Hal itu terjadi saat Arie dikonfrontir dengan tiga orang penerima cek yakni Udju Djuhaeri, Hamka Yandhu, dan Endin Soefihara. Ketiganya bersaksi untuk terdakwa Dudhie Makmun Murod di Pengadilan Tipikor, Jl Rasuna Said, Kuningan, Jakarta Selatan, Senin (29/3/2010).
"Dulu agak kurus orangnya. Kalau mukanya juga nggak seperti ini," kata Hamka ketika ditanya apakah benar sosok Arie Malangjudo yang ada di sampingnya.
"Saya memang tidak dikenalkan namanya, tapi sepertinya bukan," kata politisi Golkar ini masih ragu.
Tak hanya Hamka, keraguan yang sama datang dari Udju. Bahkan Udju sedikit berani memastikan orang yang duduk di sebelahnya bukanlah Arie yang ditemuinya saat mengambil cek di kantor PT Wahana Esa Sejati di Jl Riau, Menteng, Jakarta Pusat.

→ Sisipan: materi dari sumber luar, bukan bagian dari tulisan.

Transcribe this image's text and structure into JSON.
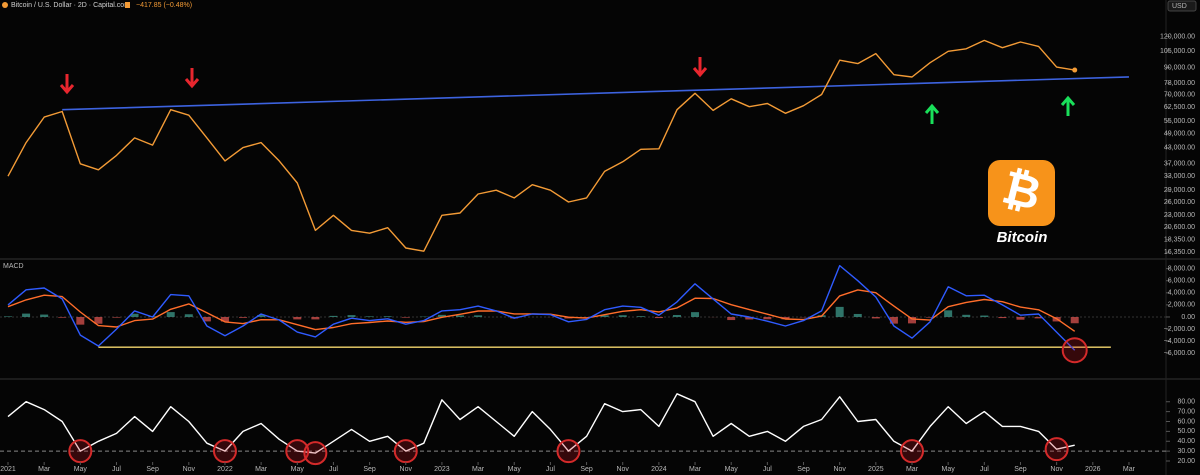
{
  "header": {
    "symbol": "Bitcoin / U.S. Dollar · 2D · Capital.com",
    "change": "−417.85 (−0.48%)",
    "currency": "USD"
  },
  "badge": {
    "symbol": "₿",
    "label": "Bitcoin"
  },
  "chart_data": [
    {
      "type": "price",
      "log_scale": true,
      "color": "#f39b36",
      "x": [
        "2021-01",
        "2021-02",
        "2021-03",
        "2021-04",
        "2021-05",
        "2021-06",
        "2021-07",
        "2021-08",
        "2021-09",
        "2021-10",
        "2021-11",
        "2021-12",
        "2022-01",
        "2022-02",
        "2022-03",
        "2022-04",
        "2022-05",
        "2022-06",
        "2022-07",
        "2022-08",
        "2022-09",
        "2022-10",
        "2022-11",
        "2022-12",
        "2023-01",
        "2023-02",
        "2023-03",
        "2023-04",
        "2023-05",
        "2023-06",
        "2023-07",
        "2023-08",
        "2023-09",
        "2023-10",
        "2023-11",
        "2023-12",
        "2024-01",
        "2024-02",
        "2024-03",
        "2024-04",
        "2024-05",
        "2024-06",
        "2024-07",
        "2024-08",
        "2024-09",
        "2024-10",
        "2024-11",
        "2024-12",
        "2025-01",
        "2025-02",
        "2025-03",
        "2025-04",
        "2025-05",
        "2025-06",
        "2025-07",
        "2025-08",
        "2025-09",
        "2025-10",
        "2025-11",
        "2025-12"
      ],
      "values": [
        33000,
        45000,
        57000,
        60000,
        37000,
        35000,
        40000,
        47000,
        44000,
        61000,
        58000,
        47000,
        38000,
        43000,
        45000,
        38000,
        31000,
        20000,
        23000,
        20000,
        19500,
        20500,
        17000,
        16500,
        23000,
        23500,
        28000,
        29000,
        27000,
        30500,
        29000,
        26000,
        27000,
        34500,
        37700,
        42300,
        42500,
        61000,
        71000,
        60600,
        67500,
        62700,
        64600,
        59000,
        63300,
        70200,
        96400,
        93400,
        102400,
        84300,
        82500,
        94200,
        104600,
        107100,
        115700,
        108200,
        114000,
        109500,
        90400,
        88000
      ],
      "ylim": [
        15500,
        145000
      ],
      "yticks": [
        {
          "value": 120000,
          "label": "120,000.00"
        },
        {
          "value": 105000,
          "label": "105,000.00"
        },
        {
          "value": 90000,
          "label": "90,000.00"
        },
        {
          "value": 78000,
          "label": "78,000.00"
        },
        {
          "value": 70000,
          "label": "70,000.00"
        },
        {
          "value": 62500,
          "label": "62,500.00"
        },
        {
          "value": 55000,
          "label": "55,000.00"
        },
        {
          "value": 49000,
          "label": "49,000.00"
        },
        {
          "value": 43000,
          "label": "43,000.00"
        },
        {
          "value": 37000,
          "label": "37,000.00"
        },
        {
          "value": 33000,
          "label": "33,000.00"
        },
        {
          "value": 29000,
          "label": "29,000.00"
        },
        {
          "value": 26000,
          "label": "26,000.00"
        },
        {
          "value": 23000,
          "label": "23,000.00"
        },
        {
          "value": 20600,
          "label": "20,600.00"
        },
        {
          "value": 18350,
          "label": "18,350.00"
        },
        {
          "value": 16350,
          "label": "16,350.00"
        }
      ],
      "trendline": {
        "x": [
          "2021-04",
          "2026-03"
        ],
        "values": [
          61000,
          82600
        ],
        "color": "#3d63e0"
      }
    },
    {
      "type": "macd",
      "title": "MACD",
      "x": [
        "2021-01",
        "2021-02",
        "2021-03",
        "2021-04",
        "2021-05",
        "2021-06",
        "2021-07",
        "2021-08",
        "2021-09",
        "2021-10",
        "2021-11",
        "2021-12",
        "2022-01",
        "2022-02",
        "2022-03",
        "2022-04",
        "2022-05",
        "2022-06",
        "2022-07",
        "2022-08",
        "2022-09",
        "2022-10",
        "2022-11",
        "2022-12",
        "2023-01",
        "2023-02",
        "2023-03",
        "2023-04",
        "2023-05",
        "2023-06",
        "2023-07",
        "2023-08",
        "2023-09",
        "2023-10",
        "2023-11",
        "2023-12",
        "2024-01",
        "2024-02",
        "2024-03",
        "2024-04",
        "2024-05",
        "2024-06",
        "2024-07",
        "2024-08",
        "2024-09",
        "2024-10",
        "2024-11",
        "2024-12",
        "2025-01",
        "2025-02",
        "2025-03",
        "2025-04",
        "2025-05",
        "2025-06",
        "2025-07",
        "2025-08",
        "2025-09",
        "2025-10",
        "2025-11",
        "2025-12"
      ],
      "macd": {
        "color": "#2f5bff",
        "values": [
          2000,
          4500,
          4800,
          3000,
          -3000,
          -4800,
          -2000,
          1000,
          0,
          3700,
          3500,
          -1500,
          -3100,
          -1500,
          500,
          -500,
          -2500,
          -3300,
          -1200,
          -200,
          -600,
          -300,
          -1200,
          -600,
          1000,
          1200,
          1800,
          1000,
          -200,
          500,
          400,
          -800,
          -400,
          1200,
          1800,
          1600,
          300,
          2500,
          5500,
          3000,
          500,
          0,
          -700,
          -1500,
          -600,
          1000,
          8500,
          6000,
          3300,
          -1500,
          -3500,
          -800,
          5000,
          3500,
          3600,
          2000,
          300,
          500,
          -2500,
          -5500
        ]
      },
      "signal": {
        "color": "#ff6d2a",
        "values": [
          1700,
          2820,
          3612,
          3367,
          820,
          -1428,
          -1657,
          -594,
          -356,
          1266,
          2160,
          696,
          -822,
          -1093,
          -456,
          -474,
          -1284,
          -2090,
          -1734,
          -1120,
          -912,
          -667,
          -880,
          -768,
          -61,
          443,
          986,
          992,
          515,
          509,
          465,
          -41,
          -185,
          369,
          941,
          1205,
          843,
          1506,
          3104,
          3062,
          2037,
          1222,
          453,
          -328,
          -437,
          138,
          3483,
          4490,
          4014,
          1808,
          -315,
          -509,
          1695,
          2417,
          2890,
          2534,
          1640,
          1184,
          -290,
          -2374
        ]
      },
      "histogram": {
        "up_color": "#3d9a8b",
        "down_color": "#d9534f",
        "values": [
          100,
          560,
          400,
          -120,
          -1270,
          -1120,
          -110,
          530,
          120,
          810,
          450,
          -730,
          -760,
          -140,
          320,
          -10,
          -400,
          -400,
          180,
          310,
          100,
          120,
          -110,
          60,
          350,
          250,
          270,
          0,
          -240,
          0,
          -20,
          -250,
          -70,
          280,
          290,
          130,
          -180,
          330,
          800,
          -20,
          -510,
          -410,
          -380,
          -390,
          -50,
          290,
          1670,
          500,
          -240,
          -1100,
          -1060,
          -100,
          1100,
          360,
          240,
          -180,
          -450,
          -230,
          -740,
          -1040
        ]
      },
      "level_line": {
        "x": [
          "2021-06",
          "2026-02"
        ],
        "value": -5000,
        "color": "#f5d76e"
      },
      "ylim": [
        -10100,
        9100
      ],
      "yticks": [
        {
          "value": 8000,
          "label": "8,000.00"
        },
        {
          "value": 6000,
          "label": "6,000.00"
        },
        {
          "value": 4000,
          "label": "4,000.00"
        },
        {
          "value": 2000,
          "label": "2,000.00"
        },
        {
          "value": 0,
          "label": "0.00"
        },
        {
          "value": -2000,
          "label": "−2,000.00"
        },
        {
          "value": -4000,
          "label": "−4,000.00"
        },
        {
          "value": -6000,
          "label": "−6,000.00"
        }
      ]
    },
    {
      "type": "rsi",
      "color": "#ffffff",
      "reference_line": 30,
      "x": [
        "2021-01",
        "2021-02",
        "2021-03",
        "2021-04",
        "2021-05",
        "2021-06",
        "2021-07",
        "2021-08",
        "2021-09",
        "2021-10",
        "2021-11",
        "2021-12",
        "2022-01",
        "2022-02",
        "2022-03",
        "2022-04",
        "2022-05",
        "2022-06",
        "2022-07",
        "2022-08",
        "2022-09",
        "2022-10",
        "2022-11",
        "2022-12",
        "2023-01",
        "2023-02",
        "2023-03",
        "2023-04",
        "2023-05",
        "2023-06",
        "2023-07",
        "2023-08",
        "2023-09",
        "2023-10",
        "2023-11",
        "2023-12",
        "2024-01",
        "2024-02",
        "2024-03",
        "2024-04",
        "2024-05",
        "2024-06",
        "2024-07",
        "2024-08",
        "2024-09",
        "2024-10",
        "2024-11",
        "2024-12",
        "2025-01",
        "2025-02",
        "2025-03",
        "2025-04",
        "2025-05",
        "2025-06",
        "2025-07",
        "2025-08",
        "2025-09",
        "2025-10",
        "2025-11",
        "2025-12"
      ],
      "values": [
        65,
        80,
        72,
        60,
        30,
        40,
        48,
        65,
        50,
        75,
        60,
        38,
        30,
        50,
        58,
        42,
        30,
        28,
        40,
        52,
        40,
        45,
        30,
        38,
        82,
        62,
        75,
        60,
        45,
        70,
        52,
        30,
        45,
        78,
        70,
        72,
        55,
        88,
        80,
        45,
        58,
        45,
        50,
        40,
        55,
        62,
        85,
        60,
        62,
        40,
        30,
        55,
        75,
        58,
        70,
        55,
        55,
        50,
        32,
        36
      ],
      "ylim": [
        19,
        101
      ],
      "yticks": [
        {
          "value": 80,
          "label": "80.00"
        },
        {
          "value": 70,
          "label": "70.00"
        },
        {
          "value": 60,
          "label": "60.00"
        },
        {
          "value": 50,
          "label": "50.00"
        },
        {
          "value": 40,
          "label": "40.00"
        },
        {
          "value": 30,
          "label": "30.00"
        },
        {
          "value": 20,
          "label": "20.00"
        }
      ],
      "xticks": [
        {
          "value": "2021-01",
          "label": "2021"
        },
        {
          "value": "2021-03",
          "label": "Mar"
        },
        {
          "value": "2021-05",
          "label": "May"
        },
        {
          "value": "2021-07",
          "label": "Jul"
        },
        {
          "value": "2021-09",
          "label": "Sep"
        },
        {
          "value": "2021-11",
          "label": "Nov"
        },
        {
          "value": "2022-01",
          "label": "2022"
        },
        {
          "value": "2022-03",
          "label": "Mar"
        },
        {
          "value": "2022-05",
          "label": "May"
        },
        {
          "value": "2022-07",
          "label": "Jul"
        },
        {
          "value": "2022-09",
          "label": "Sep"
        },
        {
          "value": "2022-11",
          "label": "Nov"
        },
        {
          "value": "2023-01",
          "label": "2023"
        },
        {
          "value": "2023-03",
          "label": "Mar"
        },
        {
          "value": "2023-05",
          "label": "May"
        },
        {
          "value": "2023-07",
          "label": "Jul"
        },
        {
          "value": "2023-09",
          "label": "Sep"
        },
        {
          "value": "2023-11",
          "label": "Nov"
        },
        {
          "value": "2024-01",
          "label": "2024"
        },
        {
          "value": "2024-03",
          "label": "Mar"
        },
        {
          "value": "2024-05",
          "label": "May"
        },
        {
          "value": "2024-07",
          "label": "Jul"
        },
        {
          "value": "2024-09",
          "label": "Sep"
        },
        {
          "value": "2024-11",
          "label": "Nov"
        },
        {
          "value": "2025-01",
          "label": "2025"
        },
        {
          "value": "2025-03",
          "label": "Mar"
        },
        {
          "value": "2025-05",
          "label": "May"
        },
        {
          "value": "2025-07",
          "label": "Jul"
        },
        {
          "value": "2025-09",
          "label": "Sep"
        },
        {
          "value": "2025-11",
          "label": "Nov"
        },
        {
          "value": "2026-01",
          "label": "2026"
        },
        {
          "value": "2026-03",
          "label": "Mar"
        }
      ]
    }
  ]
}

"Dia kan jauh lebih muda dari saya. Tapi kelihatannya sekarang tidak, kelihatannya kok tidak jauh," terang purnawirawan Polri ini.
Seingat Udju, Arie berbadan pendek dan agak gemuk. "Tapi ini kok tinggi," kata Udju.

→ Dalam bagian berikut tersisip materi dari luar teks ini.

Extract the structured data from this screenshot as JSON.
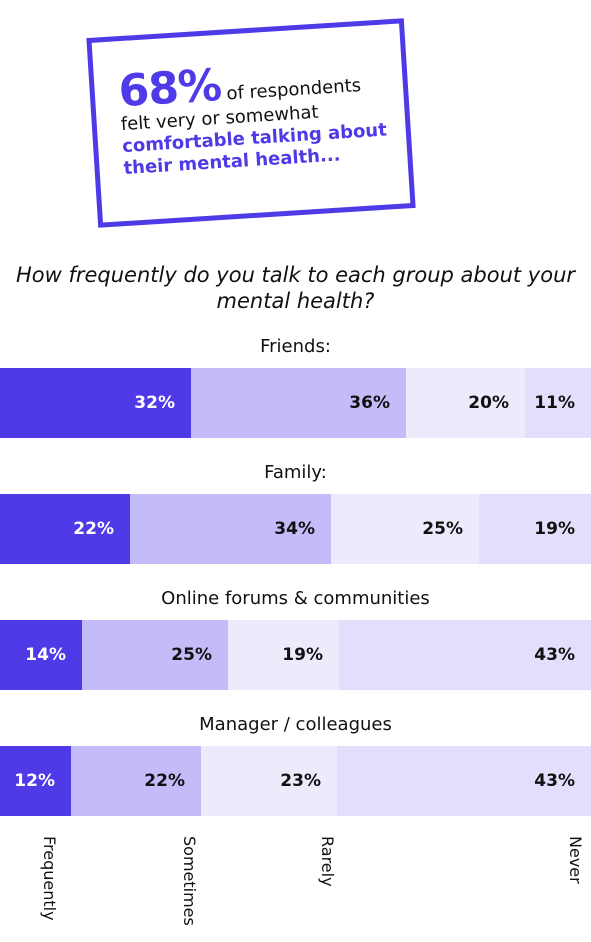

Melihat gelagat Udju yang kurang yakin ini, bahkan majelis hakim sempat meminta Arie mengeluarkan KTP nya. "Coba berikan KTP-nya Pak Arie. Tunjukkan," perintah hakim Nani.
Udju pun mencoba memerhatikan KTP Arie dan memandangi wajah Arie. "Oh iya sekarang sedikit gemuk," kata Udju berubah pendapat.
Endin Soefihara yang dikonfrontir berikutnya pun sempat meragukan sosok Arie. "Waktu itu saya terima dari yang namanya Arif. Rambutnya masih hitam semua. Saya pangling (lupa wajah)," kata politisi PPP ini.
Namun, Endin mengakui kalau benar yang dilihatnya ini Arie. "Tapi, ya setelah saya lihat benar," katanya. "Jadi bener ya," tegas hakim Nani memastikan.